A. L. HEUBERGER (1), D. Sedin (2), P. Bouckaert (2), L. Guerdrum (2), K. Kirkpatrick (2), C. D. Broeckling (1), J. E. Prenni (1); (1) Colorado State University, Fort Collins, CO, U.S.A.; (2) New Belgium Brewing, Fort Collins, CO, U.S.A.
Technical Session 4 - Flavor and Product Stability I
Monday, June 15
10:45 a.m.–12:00 p.m.
Flavor stability is vital to the brewing industry as products are often stored for long durations. The use of an accelerated model that evaluates new brewing techniques to improve flavor stability is invaluable. We tested a model that stores bottled beer at high temperatures to estimate flavor stability after long-term cold storage. Additionally, three brewing methods were compared that are predicted to improve flavor stability: use of antioxidant crowns, removal of pro-oxidants, and varying hops. Two beers, an amber ale (AA) and India pale ale (IPA) were brewed using modified methods with the goal of improving flavor stability during storage. Control and test beers were stored for 2 months at cold temperatures and also at 37°C for 1–7 days. Non-targeted metabolomics was conducted by injecting 1 µL of beer into a Waters Acquity UPLC (1.0 × 100 mm C8 column, water-acetonitrile gradient) coupled to a Waters Xevo G2 ESI-TOF-MS (positive ionization) operating in MSE mode. Data analysis was performed using XCMS, RamClust (a custom feature clustering algorithm), and the NIST-MS search program for compound annotation. Sensory analysis revealed no significant difference in flavor, aroma, or appearance for the AA beer after 2 months of cold storage; however the test IPAs resulted in superior aging (i.e. more stable) profiles within the first 2 months. The UPLC-MS metabolite profiling revealed metabolites that varied among the IPA methods, but not the modified AA beer, and included purines, amino acids, iso-α-acids, and alkaloids. The high temperature incubation revealed metabolites that differed between the control and test beers over the 7-day time course, including several purines previously shown to change during beer storage. Taken together, these data support that variation in purine compounds can be interpreted as a marker of beer aging. Thus, the association between purines and aging could be used to screen experimental methods for improved beer stability in conjunction with accelerated aging at high temperature.
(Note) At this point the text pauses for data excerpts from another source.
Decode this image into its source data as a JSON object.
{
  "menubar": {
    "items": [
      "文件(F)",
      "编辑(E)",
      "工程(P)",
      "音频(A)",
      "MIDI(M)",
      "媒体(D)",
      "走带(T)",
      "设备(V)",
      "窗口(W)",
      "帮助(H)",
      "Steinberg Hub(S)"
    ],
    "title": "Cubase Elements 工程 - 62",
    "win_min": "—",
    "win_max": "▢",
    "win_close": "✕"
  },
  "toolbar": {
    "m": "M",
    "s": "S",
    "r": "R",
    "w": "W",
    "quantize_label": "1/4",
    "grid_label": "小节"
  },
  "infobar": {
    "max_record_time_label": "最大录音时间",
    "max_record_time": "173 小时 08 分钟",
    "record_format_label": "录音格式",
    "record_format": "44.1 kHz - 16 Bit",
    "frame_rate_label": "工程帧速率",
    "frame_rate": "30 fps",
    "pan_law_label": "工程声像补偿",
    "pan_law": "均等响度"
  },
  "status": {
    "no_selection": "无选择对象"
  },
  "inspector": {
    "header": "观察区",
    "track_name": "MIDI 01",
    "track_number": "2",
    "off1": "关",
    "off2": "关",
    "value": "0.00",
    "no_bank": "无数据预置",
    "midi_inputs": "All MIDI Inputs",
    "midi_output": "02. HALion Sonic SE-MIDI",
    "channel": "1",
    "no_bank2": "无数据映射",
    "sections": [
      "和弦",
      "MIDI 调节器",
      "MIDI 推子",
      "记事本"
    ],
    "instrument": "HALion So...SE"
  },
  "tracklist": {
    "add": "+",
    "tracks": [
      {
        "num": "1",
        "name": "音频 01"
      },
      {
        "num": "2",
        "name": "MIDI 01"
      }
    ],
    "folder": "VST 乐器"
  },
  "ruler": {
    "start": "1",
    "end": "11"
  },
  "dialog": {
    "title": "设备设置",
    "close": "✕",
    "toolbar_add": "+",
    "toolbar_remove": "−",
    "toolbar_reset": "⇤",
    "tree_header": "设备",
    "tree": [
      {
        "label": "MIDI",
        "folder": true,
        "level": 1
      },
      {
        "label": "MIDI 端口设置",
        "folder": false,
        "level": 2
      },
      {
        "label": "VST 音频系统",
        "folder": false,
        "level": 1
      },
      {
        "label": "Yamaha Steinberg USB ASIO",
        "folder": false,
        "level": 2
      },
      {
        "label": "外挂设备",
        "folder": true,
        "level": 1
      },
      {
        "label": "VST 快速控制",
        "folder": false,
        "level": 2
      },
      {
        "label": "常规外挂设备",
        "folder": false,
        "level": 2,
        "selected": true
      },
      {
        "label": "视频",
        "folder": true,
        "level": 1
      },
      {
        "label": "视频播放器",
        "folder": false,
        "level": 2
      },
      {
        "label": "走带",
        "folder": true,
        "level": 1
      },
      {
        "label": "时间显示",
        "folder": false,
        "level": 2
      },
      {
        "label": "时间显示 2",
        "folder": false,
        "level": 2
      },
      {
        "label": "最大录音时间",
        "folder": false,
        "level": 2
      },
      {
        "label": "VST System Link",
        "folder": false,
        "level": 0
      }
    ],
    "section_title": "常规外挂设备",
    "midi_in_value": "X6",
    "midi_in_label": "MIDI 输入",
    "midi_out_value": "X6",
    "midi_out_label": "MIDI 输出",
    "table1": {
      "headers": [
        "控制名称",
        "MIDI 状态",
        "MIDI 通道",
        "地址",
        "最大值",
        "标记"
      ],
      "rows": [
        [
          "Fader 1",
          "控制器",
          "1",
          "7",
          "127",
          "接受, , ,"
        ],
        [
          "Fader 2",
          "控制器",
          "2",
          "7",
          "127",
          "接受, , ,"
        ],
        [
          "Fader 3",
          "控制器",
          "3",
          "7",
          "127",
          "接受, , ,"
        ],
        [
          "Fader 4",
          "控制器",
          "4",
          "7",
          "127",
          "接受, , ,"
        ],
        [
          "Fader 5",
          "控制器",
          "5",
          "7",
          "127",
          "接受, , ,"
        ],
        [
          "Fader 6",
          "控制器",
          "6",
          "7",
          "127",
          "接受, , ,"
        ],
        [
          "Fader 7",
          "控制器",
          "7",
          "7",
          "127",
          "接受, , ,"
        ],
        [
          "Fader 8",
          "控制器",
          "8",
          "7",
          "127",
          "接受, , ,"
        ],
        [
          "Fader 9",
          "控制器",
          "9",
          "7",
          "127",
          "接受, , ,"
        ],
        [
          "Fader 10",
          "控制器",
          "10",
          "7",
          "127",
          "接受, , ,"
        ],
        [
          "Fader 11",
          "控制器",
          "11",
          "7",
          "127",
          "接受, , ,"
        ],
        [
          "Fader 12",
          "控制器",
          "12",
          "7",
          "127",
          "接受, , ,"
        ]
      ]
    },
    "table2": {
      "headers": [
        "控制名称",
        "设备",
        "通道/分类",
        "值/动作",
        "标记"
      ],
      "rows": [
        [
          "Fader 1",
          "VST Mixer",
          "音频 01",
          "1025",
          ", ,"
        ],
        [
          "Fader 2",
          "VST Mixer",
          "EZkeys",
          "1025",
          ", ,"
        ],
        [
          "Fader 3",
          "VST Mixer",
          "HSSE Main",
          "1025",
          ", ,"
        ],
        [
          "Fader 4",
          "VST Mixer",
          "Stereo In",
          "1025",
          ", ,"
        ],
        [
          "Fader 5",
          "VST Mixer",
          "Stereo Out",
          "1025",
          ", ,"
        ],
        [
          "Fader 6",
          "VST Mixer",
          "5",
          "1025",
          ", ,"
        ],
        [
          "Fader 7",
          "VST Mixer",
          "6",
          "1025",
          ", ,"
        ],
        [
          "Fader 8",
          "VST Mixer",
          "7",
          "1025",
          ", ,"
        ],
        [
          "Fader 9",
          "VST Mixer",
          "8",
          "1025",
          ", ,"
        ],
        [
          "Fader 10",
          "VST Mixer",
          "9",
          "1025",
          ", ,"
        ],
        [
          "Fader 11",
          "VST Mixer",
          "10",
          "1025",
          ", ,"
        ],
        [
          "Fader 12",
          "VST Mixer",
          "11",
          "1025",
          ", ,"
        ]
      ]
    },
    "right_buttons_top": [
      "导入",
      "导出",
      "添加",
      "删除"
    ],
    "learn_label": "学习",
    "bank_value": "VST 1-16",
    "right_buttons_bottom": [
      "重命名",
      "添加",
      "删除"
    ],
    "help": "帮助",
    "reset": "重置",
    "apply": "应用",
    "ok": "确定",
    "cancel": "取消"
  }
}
Adam Heuberger is an assistant professor in the Department of Horticulture and Landscape Architecture at Colorado State University. He received his B.S. degree in molecular biology from the University of Wisconsin-Madison in 2004. In 2008, Adam received an M.S. degree in plant genetics at UW-Madison, where he studied molecular components of plant defense responses to pathogens. Adam received a Ph.D. degree in plant genetics from Colorado State University in 2011, where he characterized the influence of genetic diversity and growing environment on the rice metabolome. Adam joined the Colorado State University Proteomics and Metabolomics Facility in 2011 as a GC-MS specialist and as faculty in the Department of Horticulture in 2014. His laboratory studies biochemical and phytonutrient diversity in food crops and plant metabolites associated with sensory quality in foods. This research integrates techniques in the fields of metabolomics, analytical chemistry, food science, and plant genomics.